The evidence was the best to be had — a view of the body of plaintiff by the Full Commission. Doubting Thomas would not believe until he saw for himself.
"Then said He to Thomas, Reach hither thy finger, and behold my hands; and reach hither thy hand, and thrust it into my side; and be not faithless, but believing. And Thomas answered and said unto him, My Lord and my God." — (St. John 20:27, 28.)
In Heavner v. Lincolnton, 202 N.C. 400 (402), it is said: "This Court, in many decisions, has recognized the applicability of the act, and the power of the Commission to administer it, within the boundaries of the act. While it is technically true that this Court has not heretofore considered the constitutional questions involved in this appeal, it *Page 281 
has approved expressly and unequivocally the liberal and beneficent provisions thereof. Indeed, all the major objections to the constitutionality of compensation acts have been considered by the Supreme Court of the United States and many other courts throughout the country (citing a wealth of authorities). . . . The courts and text writers have declared that compensation legislation falls within the exercise of the police power of sovereignty, and for this reason constitutional objections have not ordinarily prevailed. This Court has never held that the Industrial Commission is a court in the strict sense of that term. Indeed, it has been expressly declared that the Industrial Commission is primarily an administrative agency of the State, charged with the duty of administering the Compensation Act, and, as an incident to such administration, it performs duties `which are judicial in their nature.' Inre Hayes, 200 N.C. 133, 156 S.E. 791. In disposing of the questions presented, it is deemed unnecessary to pyramid quotations from the authorities. All legitimate arguments, together with the authorities supporting the various aspects of constitutional inhibition, are contained and set forth at length in the cases determined by the Supreme Court of the United States, supra."
1 Schneider, Workmen's Compensation Law, 2nd Ed., pp. 11, 13, is as follows: "The Supreme Court of the United States has declared constitutional both the compulsory and elective form of act. There are only three states in which the first law enacted was held unconstitutional. Since these decisions both state and federal courts have uniformly sustained the general constitutional questions involved in the Workmen's Compensation Acts, though in some states minor provisions of the acts have been held unconstitutional."
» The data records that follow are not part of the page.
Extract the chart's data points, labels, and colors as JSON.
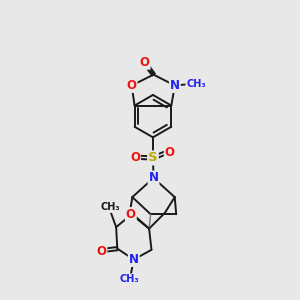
{
  "background_color": "#e8e8e8",
  "bond_color": "#1a1a1a",
  "bond_width": 1.4,
  "atom_colors": {
    "O": "#ee1111",
    "N": "#2222ee",
    "S": "#bbaa00",
    "C": "#1a1a1a"
  },
  "figsize": [
    3.0,
    3.0
  ],
  "dpi": 100,
  "xlim": [
    0,
    10
  ],
  "ylim": [
    0,
    10
  ]
}
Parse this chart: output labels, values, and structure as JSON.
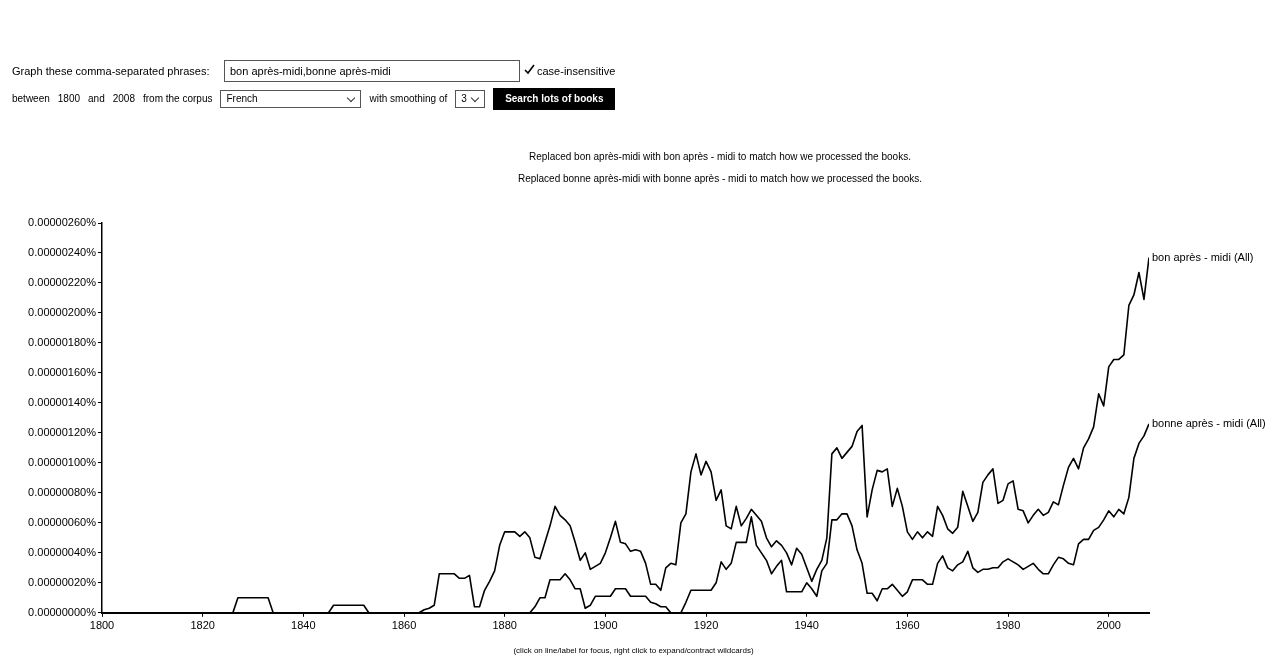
{
  "chart_data": {
    "type": "line",
    "annotations": [
      "Graph these comma-separated phrases:",
      "bon après-midi,bonne après-midi",
      "case-insensitive",
      "between",
      "1800",
      "and",
      "2008",
      "from the corpus",
      "French",
      "with smoothing of",
      "3",
      "Search lots of books",
      "Replaced bon après-midi with bon après - midi to match how we processed the books.",
      "Replaced bonne après-midi with bonne après - midi to match how we processed the books.",
      "(click on line/label for focus, right click to expand/contract wildcards)"
    ],
    "xlim": [
      1800,
      2008
    ],
    "xticks": [
      1800,
      1820,
      1840,
      1860,
      1880,
      1900,
      1920,
      1940,
      1960,
      1980,
      2000
    ],
    "ylim": [
      0,
      2.6e-06
    ],
    "yticks": [
      {
        "value": 0,
        "label": "0.00000000%"
      },
      {
        "value": 2e-07,
        "label": "0.00000020%"
      },
      {
        "value": 4e-07,
        "label": "0.00000040%"
      },
      {
        "value": 6e-07,
        "label": "0.00000060%"
      },
      {
        "value": 8e-07,
        "label": "0.00000080%"
      },
      {
        "value": 1e-06,
        "label": "0.00000100%"
      },
      {
        "value": 1.2e-06,
        "label": "0.00000120%"
      },
      {
        "value": 1.4e-06,
        "label": "0.00000140%"
      },
      {
        "value": 1.6e-06,
        "label": "0.00000160%"
      },
      {
        "value": 1.8e-06,
        "label": "0.00000180%"
      },
      {
        "value": 2e-06,
        "label": "0.00000200%"
      },
      {
        "value": 2.2e-06,
        "label": "0.00000220%"
      },
      {
        "value": 2.4e-06,
        "label": "0.00000240%"
      },
      {
        "value": 2.6e-06,
        "label": "0.00000260%"
      }
    ],
    "legend": false,
    "marker": "none",
    "line_style": "solid",
    "series": [
      {
        "name": "bon après - midi (All)",
        "color": "#000000",
        "x": [
          1800,
          1826,
          1827,
          1833,
          1834,
          1845,
          1846,
          1852,
          1853,
          1863,
          1864,
          1865,
          1866,
          1867,
          1868,
          1869,
          1870,
          1871,
          1872,
          1873,
          1874,
          1875,
          1876,
          1877,
          1878,
          1879,
          1880,
          1881,
          1882,
          1883,
          1884,
          1885,
          1886,
          1887,
          1888,
          1889,
          1890,
          1891,
          1892,
          1893,
          1894,
          1895,
          1896,
          1897,
          1898,
          1899,
          1900,
          1901,
          1902,
          1903,
          1904,
          1905,
          1906,
          1907,
          1908,
          1909,
          1910,
          1911,
          1912,
          1913,
          1914,
          1915,
          1916,
          1917,
          1918,
          1919,
          1920,
          1921,
          1922,
          1923,
          1924,
          1925,
          1926,
          1927,
          1928,
          1929,
          1930,
          1931,
          1932,
          1933,
          1934,
          1935,
          1936,
          1937,
          1938,
          1939,
          1940,
          1941,
          1942,
          1943,
          1944,
          1945,
          1946,
          1947,
          1948,
          1949,
          1950,
          1951,
          1952,
          1953,
          1954,
          1955,
          1956,
          1957,
          1958,
          1959,
          1960,
          1961,
          1962,
          1963,
          1964,
          1965,
          1966,
          1967,
          1968,
          1969,
          1970,
          1971,
          1972,
          1973,
          1974,
          1975,
          1976,
          1977,
          1978,
          1979,
          1980,
          1981,
          1982,
          1983,
          1984,
          1985,
          1986,
          1987,
          1988,
          1989,
          1990,
          1991,
          1992,
          1993,
          1994,
          1995,
          1996,
          1997,
          1998,
          1999,
          2000,
          2001,
          2002,
          2003,
          2004,
          2005,
          2006,
          2007,
          2008
        ],
        "values": [
          0,
          0,
          1e-07,
          1e-07,
          0,
          0,
          5e-08,
          5e-08,
          0,
          0,
          2e-08,
          3e-08,
          5e-08,
          2.6e-07,
          2.6e-07,
          2.6e-07,
          2.6e-07,
          2.3e-07,
          2.3e-07,
          2.5e-07,
          4e-08,
          4e-08,
          1.5e-07,
          2.1e-07,
          2.8e-07,
          4.5e-07,
          5.4e-07,
          5.4e-07,
          5.4e-07,
          5.1e-07,
          5.4e-07,
          5e-07,
          3.7e-07,
          3.6e-07,
          4.7e-07,
          5.8e-07,
          7.1e-07,
          6.5e-07,
          6.2e-07,
          5.8e-07,
          4.7e-07,
          3.5e-07,
          4e-07,
          2.9e-07,
          3.1e-07,
          3.3e-07,
          4e-07,
          5e-07,
          6.1e-07,
          4.7e-07,
          4.6e-07,
          4.1e-07,
          4.2e-07,
          4.1e-07,
          3.3e-07,
          1.9e-07,
          1.9e-07,
          1.5e-07,
          3e-07,
          3.3e-07,
          3.2e-07,
          6e-07,
          6.6e-07,
          9.4e-07,
          1.06e-06,
          9.2e-07,
          1.01e-06,
          9.4e-07,
          7.5e-07,
          8.2e-07,
          5.8e-07,
          5.6e-07,
          7.1e-07,
          5.8e-07,
          6.3e-07,
          6.9e-07,
          6.5e-07,
          6.1e-07,
          5e-07,
          4.4e-07,
          4.8e-07,
          4.5e-07,
          4e-07,
          3.2e-07,
          4.3e-07,
          3.9e-07,
          3e-07,
          2.1e-07,
          2.9e-07,
          3.5e-07,
          5e-07,
          1.06e-06,
          1.1e-06,
          1.03e-06,
          1.07e-06,
          1.11e-06,
          1.21e-06,
          1.25e-06,
          6.4e-07,
          8.2e-07,
          9.5e-07,
          9.4e-07,
          9.6e-07,
          7.1e-07,
          8.3e-07,
          7.1e-07,
          5.4e-07,
          4.9e-07,
          5.4e-07,
          5e-07,
          5.4e-07,
          5.1e-07,
          7.1e-07,
          6.5e-07,
          5.6e-07,
          5.3e-07,
          5.7e-07,
          8.1e-07,
          7.1e-07,
          6.1e-07,
          6.7e-07,
          8.7e-07,
          9.2e-07,
          9.6e-07,
          7.3e-07,
          7.5e-07,
          8.6e-07,
          8.8e-07,
          6.9e-07,
          6.8e-07,
          6e-07,
          6.5e-07,
          6.9e-07,
          6.5e-07,
          6.7e-07,
          7.4e-07,
          7.2e-07,
          8.5e-07,
          9.7e-07,
          1.03e-06,
          9.6e-07,
          1.1e-06,
          1.16e-06,
          1.24e-06,
          1.46e-06,
          1.38e-06,
          1.64e-06,
          1.69e-06,
          1.69e-06,
          1.72e-06,
          2.05e-06,
          2.12e-06,
          2.27e-06,
          2.09e-06,
          2.37e-06
        ]
      },
      {
        "name": "bonne après - midi (All)",
        "color": "#000000",
        "x": [
          1800,
          1885,
          1886,
          1887,
          1888,
          1889,
          1890,
          1891,
          1892,
          1893,
          1894,
          1895,
          1896,
          1897,
          1898,
          1899,
          1900,
          1901,
          1902,
          1903,
          1904,
          1905,
          1906,
          1907,
          1908,
          1909,
          1910,
          1911,
          1912,
          1913,
          1914,
          1915,
          1916,
          1917,
          1918,
          1919,
          1920,
          1921,
          1922,
          1923,
          1924,
          1925,
          1926,
          1927,
          1928,
          1929,
          1930,
          1931,
          1932,
          1933,
          1934,
          1935,
          1936,
          1937,
          1938,
          1939,
          1940,
          1941,
          1942,
          1943,
          1944,
          1945,
          1946,
          1947,
          1948,
          1949,
          1950,
          1951,
          1952,
          1953,
          1954,
          1955,
          1956,
          1957,
          1958,
          1959,
          1960,
          1961,
          1962,
          1963,
          1964,
          1965,
          1966,
          1967,
          1968,
          1969,
          1970,
          1971,
          1972,
          1973,
          1974,
          1975,
          1976,
          1977,
          1978,
          1979,
          1980,
          1981,
          1982,
          1983,
          1984,
          1985,
          1986,
          1987,
          1988,
          1989,
          1990,
          1991,
          1992,
          1993,
          1994,
          1995,
          1996,
          1997,
          1998,
          1999,
          2000,
          2001,
          2002,
          2003,
          2004,
          2005,
          2006,
          2007,
          2008
        ],
        "values": [
          0,
          0,
          4e-08,
          1e-07,
          1e-07,
          2.2e-07,
          2.2e-07,
          2.2e-07,
          2.6e-07,
          2.2e-07,
          1.6e-07,
          1.6e-07,
          3e-08,
          5e-08,
          1.1e-07,
          1.1e-07,
          1.1e-07,
          1.1e-07,
          1.6e-07,
          1.6e-07,
          1.6e-07,
          1.1e-07,
          1.1e-07,
          1.1e-07,
          1.1e-07,
          7e-08,
          6e-08,
          4e-08,
          4e-08,
          0,
          0,
          0,
          7e-08,
          1.5e-07,
          1.5e-07,
          1.5e-07,
          1.5e-07,
          1.5e-07,
          2e-07,
          3.4e-07,
          2.9e-07,
          3.3e-07,
          4.7e-07,
          4.7e-07,
          4.7e-07,
          6.4e-07,
          4.5e-07,
          4e-07,
          3.5e-07,
          2.6e-07,
          3.1e-07,
          3.5e-07,
          1.4e-07,
          1.4e-07,
          1.4e-07,
          1.4e-07,
          2e-07,
          1.6e-07,
          1.1e-07,
          2.8e-07,
          3.3e-07,
          6.2e-07,
          6.2e-07,
          6.6e-07,
          6.6e-07,
          5.8e-07,
          4.2e-07,
          3.3e-07,
          1.3e-07,
          1.3e-07,
          8e-08,
          1.6e-07,
          1.6e-07,
          1.9e-07,
          1.5e-07,
          1.1e-07,
          1.4e-07,
          2.2e-07,
          2.2e-07,
          2.2e-07,
          1.9e-07,
          1.9e-07,
          3.3e-07,
          3.8e-07,
          3e-07,
          2.8e-07,
          3.2e-07,
          3.4e-07,
          4.1e-07,
          3e-07,
          2.7e-07,
          2.9e-07,
          2.9e-07,
          3e-07,
          3e-07,
          3.4e-07,
          3.6e-07,
          3.4e-07,
          3.2e-07,
          2.9e-07,
          3.1e-07,
          3.3e-07,
          2.9e-07,
          2.6e-07,
          2.6e-07,
          3.2e-07,
          3.7e-07,
          3.6e-07,
          3.3e-07,
          3.2e-07,
          4.6e-07,
          4.9e-07,
          4.9e-07,
          5.5e-07,
          5.7e-07,
          6.2e-07,
          6.8e-07,
          6.4e-07,
          6.9e-07,
          6.6e-07,
          7.7e-07,
          1.03e-06,
          1.13e-06,
          1.18e-06,
          1.26e-06
        ]
      }
    ]
  }
}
We cannot hold, as contended by defendants, that the "Compensation for bodily disfigurement is void for being unconstitutional as it is a void delegation of legislative power and in controvention further of N.C. Constitution, Art. I, sec. 8, and is incomplete legislation. Connally v.General Construction Co., 269 U.S. 385, 70 L.Ed., 322; Vallat v. RadiumDial Co., 196 N.E. 485 (Illinois Supreme Court, 1935); 99 A.L.R., 607."
The above cases cited we think inapplicable to the facts in this cause. We think the statute is not so vague, or sets up an unintelligible standard of conduct, as to render it void.